PhD Thesis
This algorithm was developed during the course of my PhD thesis project. An electronic version of my thesis can be found in the VUW Research Archive.
Sub-sampling analysis script
The custom R code used to carry out bootstrap sub-sampling analysis can be found here.
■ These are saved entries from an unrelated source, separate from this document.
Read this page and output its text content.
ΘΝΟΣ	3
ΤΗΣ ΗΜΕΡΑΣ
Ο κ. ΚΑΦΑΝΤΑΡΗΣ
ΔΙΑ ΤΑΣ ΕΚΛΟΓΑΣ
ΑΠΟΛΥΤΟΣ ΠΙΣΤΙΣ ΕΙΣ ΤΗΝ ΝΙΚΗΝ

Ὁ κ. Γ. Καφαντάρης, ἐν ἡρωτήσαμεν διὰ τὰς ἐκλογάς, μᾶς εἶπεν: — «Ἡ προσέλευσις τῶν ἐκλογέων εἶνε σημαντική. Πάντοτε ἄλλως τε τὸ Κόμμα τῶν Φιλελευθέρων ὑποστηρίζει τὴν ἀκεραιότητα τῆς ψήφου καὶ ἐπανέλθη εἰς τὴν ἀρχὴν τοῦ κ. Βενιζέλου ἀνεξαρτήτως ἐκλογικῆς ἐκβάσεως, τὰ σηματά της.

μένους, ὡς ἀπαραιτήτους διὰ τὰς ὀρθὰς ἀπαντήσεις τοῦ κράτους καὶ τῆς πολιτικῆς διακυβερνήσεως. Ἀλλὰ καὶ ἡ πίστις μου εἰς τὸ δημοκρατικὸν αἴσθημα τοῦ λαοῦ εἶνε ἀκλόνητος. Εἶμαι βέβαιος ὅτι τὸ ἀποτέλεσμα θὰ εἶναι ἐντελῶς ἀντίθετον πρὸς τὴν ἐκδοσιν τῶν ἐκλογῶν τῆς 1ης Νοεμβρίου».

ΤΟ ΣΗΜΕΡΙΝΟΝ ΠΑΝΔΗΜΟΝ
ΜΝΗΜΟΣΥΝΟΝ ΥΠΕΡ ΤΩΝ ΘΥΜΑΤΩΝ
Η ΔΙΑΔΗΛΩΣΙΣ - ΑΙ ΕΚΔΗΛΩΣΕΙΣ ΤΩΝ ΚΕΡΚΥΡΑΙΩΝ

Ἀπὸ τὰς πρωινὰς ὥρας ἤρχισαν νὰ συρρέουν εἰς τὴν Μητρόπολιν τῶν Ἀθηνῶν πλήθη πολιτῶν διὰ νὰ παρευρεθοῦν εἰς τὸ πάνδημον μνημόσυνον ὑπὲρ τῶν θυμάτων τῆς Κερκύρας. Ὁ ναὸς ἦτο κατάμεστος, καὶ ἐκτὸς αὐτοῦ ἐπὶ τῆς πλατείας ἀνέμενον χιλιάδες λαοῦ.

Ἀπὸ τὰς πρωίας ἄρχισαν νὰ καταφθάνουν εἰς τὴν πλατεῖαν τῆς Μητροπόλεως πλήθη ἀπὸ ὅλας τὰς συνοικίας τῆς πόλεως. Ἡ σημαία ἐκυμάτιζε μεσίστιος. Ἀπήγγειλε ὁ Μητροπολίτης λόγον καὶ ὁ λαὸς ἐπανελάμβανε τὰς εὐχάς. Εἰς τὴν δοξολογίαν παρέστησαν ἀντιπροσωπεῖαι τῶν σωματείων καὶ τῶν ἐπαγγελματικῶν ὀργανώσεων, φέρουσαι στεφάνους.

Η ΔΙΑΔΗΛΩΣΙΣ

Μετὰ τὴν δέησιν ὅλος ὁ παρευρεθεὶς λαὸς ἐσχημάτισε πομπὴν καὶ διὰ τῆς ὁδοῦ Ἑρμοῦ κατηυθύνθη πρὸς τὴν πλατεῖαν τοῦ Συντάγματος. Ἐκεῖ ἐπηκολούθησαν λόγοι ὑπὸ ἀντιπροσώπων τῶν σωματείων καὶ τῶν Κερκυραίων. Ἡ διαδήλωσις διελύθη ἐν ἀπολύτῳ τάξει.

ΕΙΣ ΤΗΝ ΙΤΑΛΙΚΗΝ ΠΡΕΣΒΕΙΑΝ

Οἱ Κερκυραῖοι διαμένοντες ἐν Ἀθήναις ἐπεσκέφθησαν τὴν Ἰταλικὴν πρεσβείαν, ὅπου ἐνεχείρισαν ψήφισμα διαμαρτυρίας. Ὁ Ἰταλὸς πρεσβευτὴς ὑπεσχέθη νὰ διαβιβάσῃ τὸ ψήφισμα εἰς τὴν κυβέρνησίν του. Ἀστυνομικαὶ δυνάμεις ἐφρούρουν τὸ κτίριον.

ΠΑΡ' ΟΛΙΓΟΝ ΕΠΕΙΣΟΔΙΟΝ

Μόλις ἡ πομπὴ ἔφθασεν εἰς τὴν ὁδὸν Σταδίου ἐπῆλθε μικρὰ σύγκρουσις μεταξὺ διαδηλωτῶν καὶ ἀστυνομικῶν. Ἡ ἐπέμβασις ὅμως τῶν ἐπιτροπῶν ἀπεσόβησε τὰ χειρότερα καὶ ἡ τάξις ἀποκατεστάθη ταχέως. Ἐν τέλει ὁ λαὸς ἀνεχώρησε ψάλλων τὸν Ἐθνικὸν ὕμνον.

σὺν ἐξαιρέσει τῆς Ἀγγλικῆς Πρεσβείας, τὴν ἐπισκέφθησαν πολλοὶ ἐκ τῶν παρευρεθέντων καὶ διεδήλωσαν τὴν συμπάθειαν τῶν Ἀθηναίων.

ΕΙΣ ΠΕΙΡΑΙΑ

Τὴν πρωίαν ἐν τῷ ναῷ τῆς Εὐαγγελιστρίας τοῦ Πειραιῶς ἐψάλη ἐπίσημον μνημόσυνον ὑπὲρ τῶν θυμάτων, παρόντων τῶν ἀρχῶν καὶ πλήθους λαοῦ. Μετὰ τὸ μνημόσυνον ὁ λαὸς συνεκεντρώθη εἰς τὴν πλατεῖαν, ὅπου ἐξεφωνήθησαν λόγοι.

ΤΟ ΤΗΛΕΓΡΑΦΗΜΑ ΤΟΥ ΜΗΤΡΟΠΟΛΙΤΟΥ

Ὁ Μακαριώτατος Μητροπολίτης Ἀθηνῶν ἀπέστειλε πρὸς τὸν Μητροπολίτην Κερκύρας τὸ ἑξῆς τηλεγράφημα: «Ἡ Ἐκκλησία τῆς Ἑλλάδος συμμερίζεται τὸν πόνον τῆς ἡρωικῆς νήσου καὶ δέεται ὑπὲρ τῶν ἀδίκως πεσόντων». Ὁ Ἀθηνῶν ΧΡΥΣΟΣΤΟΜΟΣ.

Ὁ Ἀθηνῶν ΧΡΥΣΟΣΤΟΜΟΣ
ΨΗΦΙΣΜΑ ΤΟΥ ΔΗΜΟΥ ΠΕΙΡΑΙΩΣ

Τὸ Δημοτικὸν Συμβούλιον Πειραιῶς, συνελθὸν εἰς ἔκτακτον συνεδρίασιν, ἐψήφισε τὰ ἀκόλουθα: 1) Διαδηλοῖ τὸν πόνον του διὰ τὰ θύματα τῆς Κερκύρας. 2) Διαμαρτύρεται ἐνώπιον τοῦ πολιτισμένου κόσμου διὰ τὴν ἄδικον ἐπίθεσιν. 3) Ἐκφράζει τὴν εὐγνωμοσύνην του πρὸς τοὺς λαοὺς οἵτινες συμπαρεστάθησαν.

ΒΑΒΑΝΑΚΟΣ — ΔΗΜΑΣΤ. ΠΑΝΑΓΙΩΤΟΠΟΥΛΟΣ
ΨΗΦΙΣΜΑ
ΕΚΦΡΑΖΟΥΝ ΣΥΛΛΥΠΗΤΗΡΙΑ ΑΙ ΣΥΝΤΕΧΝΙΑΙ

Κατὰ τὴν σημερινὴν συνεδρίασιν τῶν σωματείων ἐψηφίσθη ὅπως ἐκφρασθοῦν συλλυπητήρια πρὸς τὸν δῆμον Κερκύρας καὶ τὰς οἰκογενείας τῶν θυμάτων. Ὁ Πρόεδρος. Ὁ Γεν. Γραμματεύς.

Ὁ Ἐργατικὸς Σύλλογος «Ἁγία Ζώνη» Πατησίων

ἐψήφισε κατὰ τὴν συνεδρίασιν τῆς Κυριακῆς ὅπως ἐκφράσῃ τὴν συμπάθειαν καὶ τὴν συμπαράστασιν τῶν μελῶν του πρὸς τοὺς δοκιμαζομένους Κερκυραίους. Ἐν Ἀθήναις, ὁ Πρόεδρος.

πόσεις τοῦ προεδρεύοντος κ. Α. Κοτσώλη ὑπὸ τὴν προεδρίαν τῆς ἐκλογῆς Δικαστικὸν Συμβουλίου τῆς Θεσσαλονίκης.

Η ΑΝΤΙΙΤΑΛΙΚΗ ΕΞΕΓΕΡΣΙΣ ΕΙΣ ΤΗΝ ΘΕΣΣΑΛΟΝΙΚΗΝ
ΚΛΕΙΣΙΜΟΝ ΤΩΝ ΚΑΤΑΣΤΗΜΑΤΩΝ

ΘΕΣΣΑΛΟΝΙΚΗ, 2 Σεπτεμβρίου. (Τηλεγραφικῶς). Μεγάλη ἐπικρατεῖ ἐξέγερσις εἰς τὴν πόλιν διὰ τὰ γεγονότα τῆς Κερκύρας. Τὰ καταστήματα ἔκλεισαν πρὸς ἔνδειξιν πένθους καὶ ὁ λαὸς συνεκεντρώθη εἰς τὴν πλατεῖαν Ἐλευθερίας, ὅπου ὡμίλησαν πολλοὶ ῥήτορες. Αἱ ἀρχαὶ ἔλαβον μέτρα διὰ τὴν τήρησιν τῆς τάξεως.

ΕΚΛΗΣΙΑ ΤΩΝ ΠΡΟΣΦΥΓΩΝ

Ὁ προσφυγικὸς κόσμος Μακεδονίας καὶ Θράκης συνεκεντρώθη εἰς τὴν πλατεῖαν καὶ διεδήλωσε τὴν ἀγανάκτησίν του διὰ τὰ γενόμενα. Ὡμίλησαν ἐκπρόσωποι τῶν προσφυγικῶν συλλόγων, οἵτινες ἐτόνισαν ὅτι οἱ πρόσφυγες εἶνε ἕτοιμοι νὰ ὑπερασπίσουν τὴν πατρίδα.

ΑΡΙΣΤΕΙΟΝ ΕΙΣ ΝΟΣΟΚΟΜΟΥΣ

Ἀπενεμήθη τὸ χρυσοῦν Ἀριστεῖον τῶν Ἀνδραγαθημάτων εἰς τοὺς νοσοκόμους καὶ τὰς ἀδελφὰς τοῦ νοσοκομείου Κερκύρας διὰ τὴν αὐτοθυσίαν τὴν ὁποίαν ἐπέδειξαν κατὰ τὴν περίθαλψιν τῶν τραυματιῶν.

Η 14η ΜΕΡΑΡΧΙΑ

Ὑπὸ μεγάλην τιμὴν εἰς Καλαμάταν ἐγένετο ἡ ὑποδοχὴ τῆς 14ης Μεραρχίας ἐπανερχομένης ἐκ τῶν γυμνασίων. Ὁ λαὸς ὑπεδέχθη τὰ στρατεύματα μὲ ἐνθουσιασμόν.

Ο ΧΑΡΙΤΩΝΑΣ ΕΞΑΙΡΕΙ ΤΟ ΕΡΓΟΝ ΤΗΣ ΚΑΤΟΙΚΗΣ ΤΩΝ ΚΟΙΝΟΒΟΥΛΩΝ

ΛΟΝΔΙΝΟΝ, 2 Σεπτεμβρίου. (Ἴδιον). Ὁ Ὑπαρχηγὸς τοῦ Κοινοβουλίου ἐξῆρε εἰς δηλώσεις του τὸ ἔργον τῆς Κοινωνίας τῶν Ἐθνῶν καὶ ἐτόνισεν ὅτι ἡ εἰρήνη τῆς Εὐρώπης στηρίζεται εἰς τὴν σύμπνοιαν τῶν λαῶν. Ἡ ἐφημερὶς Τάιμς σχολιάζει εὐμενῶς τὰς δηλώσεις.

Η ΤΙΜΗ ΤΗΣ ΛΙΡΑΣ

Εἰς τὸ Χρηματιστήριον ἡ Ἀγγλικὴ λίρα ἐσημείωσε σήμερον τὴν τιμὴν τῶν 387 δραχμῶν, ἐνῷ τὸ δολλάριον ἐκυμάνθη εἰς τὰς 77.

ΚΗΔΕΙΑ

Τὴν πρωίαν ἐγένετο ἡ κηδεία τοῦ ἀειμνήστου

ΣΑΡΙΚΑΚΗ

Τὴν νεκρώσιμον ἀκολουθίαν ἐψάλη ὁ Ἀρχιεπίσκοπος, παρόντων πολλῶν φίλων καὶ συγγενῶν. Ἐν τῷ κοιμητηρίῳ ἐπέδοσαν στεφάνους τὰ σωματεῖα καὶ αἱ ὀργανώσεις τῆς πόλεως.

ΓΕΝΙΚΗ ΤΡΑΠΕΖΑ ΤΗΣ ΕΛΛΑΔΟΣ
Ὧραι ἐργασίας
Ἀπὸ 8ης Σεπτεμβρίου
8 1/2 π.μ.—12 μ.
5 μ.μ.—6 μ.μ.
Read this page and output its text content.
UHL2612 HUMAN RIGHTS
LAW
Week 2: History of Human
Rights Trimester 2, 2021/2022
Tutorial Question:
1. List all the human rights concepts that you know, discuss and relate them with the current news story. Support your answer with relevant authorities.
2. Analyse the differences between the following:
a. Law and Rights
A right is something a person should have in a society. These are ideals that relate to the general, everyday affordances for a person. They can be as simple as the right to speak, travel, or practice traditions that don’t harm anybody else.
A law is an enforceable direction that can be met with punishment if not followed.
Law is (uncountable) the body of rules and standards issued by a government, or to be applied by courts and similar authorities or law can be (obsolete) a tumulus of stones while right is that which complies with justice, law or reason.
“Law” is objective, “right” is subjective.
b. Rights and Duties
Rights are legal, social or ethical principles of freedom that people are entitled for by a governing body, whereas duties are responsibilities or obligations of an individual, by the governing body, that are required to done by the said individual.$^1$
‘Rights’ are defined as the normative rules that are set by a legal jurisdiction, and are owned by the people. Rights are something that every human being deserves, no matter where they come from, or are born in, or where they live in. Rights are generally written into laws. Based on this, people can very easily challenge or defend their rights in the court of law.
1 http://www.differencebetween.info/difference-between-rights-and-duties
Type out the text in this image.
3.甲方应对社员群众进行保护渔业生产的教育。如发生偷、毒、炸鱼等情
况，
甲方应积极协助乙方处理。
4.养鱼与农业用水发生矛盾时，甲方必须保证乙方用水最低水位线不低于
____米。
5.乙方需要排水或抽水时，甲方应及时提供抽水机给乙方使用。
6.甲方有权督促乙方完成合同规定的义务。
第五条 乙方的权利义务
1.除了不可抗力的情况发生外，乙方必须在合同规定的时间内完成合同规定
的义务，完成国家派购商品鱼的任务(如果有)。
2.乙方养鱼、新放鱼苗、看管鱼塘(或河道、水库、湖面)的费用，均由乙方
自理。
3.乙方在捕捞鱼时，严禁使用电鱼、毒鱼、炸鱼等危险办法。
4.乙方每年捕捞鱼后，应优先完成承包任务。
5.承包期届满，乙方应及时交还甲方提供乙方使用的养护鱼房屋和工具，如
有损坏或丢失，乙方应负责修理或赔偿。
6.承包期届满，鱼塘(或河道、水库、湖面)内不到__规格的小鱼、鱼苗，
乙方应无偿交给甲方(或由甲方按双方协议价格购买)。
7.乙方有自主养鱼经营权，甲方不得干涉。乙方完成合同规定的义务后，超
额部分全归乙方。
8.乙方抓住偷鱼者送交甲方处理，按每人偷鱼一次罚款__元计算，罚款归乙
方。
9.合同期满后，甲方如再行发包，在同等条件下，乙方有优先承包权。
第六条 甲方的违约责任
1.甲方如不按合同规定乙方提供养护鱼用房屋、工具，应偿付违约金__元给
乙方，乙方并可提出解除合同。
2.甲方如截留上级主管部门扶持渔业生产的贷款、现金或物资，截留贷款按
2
To reduce loading time, the best/worst ranking can be calculated initially in the shell:
Report best/worst rank for each marker
x=bootstrap100_PP_males_anzgene_plink100_Aus_NZ.csv; pv ${x} | sort -t',' -k 2,2n -k 3,3rn | perl -F',' -lane 'if($run != $F[1]){$run = $F[1]; $rank=1; $lastVal=0; $lastRank=0} if($F[1] ne "bs.run"){$nextVal = $F[2]; $F[2] = ($F[2] == $lastVal) ? $lastRank : $rank; $lastRank = $F[2]; $lastVal = $nextVal; $rank++} print join(",",@F)' | sort -t',' -k 1,1 -k 3,3n | ~/scripts/quantile_subset.pl | gzip > maxminRank_${x}.gz;
Shell script explanation:
- Sort by bootstrap sub-sample then by calculated statistic in reverse numerical order
- Convert statistics to ranks, allowing ties
- Sort by marker, then by rank
- Preserve maximum and minimum ranks for each marker
Result graphing
The custom R code used to generate graphs for the poster can be found here. Two paths for generating a common intermediate data structure are provided in the code: one which loads directly the bootstrap script output and carries out ranking by R code, and another that uses the intermediate output files by the shell commands shown above.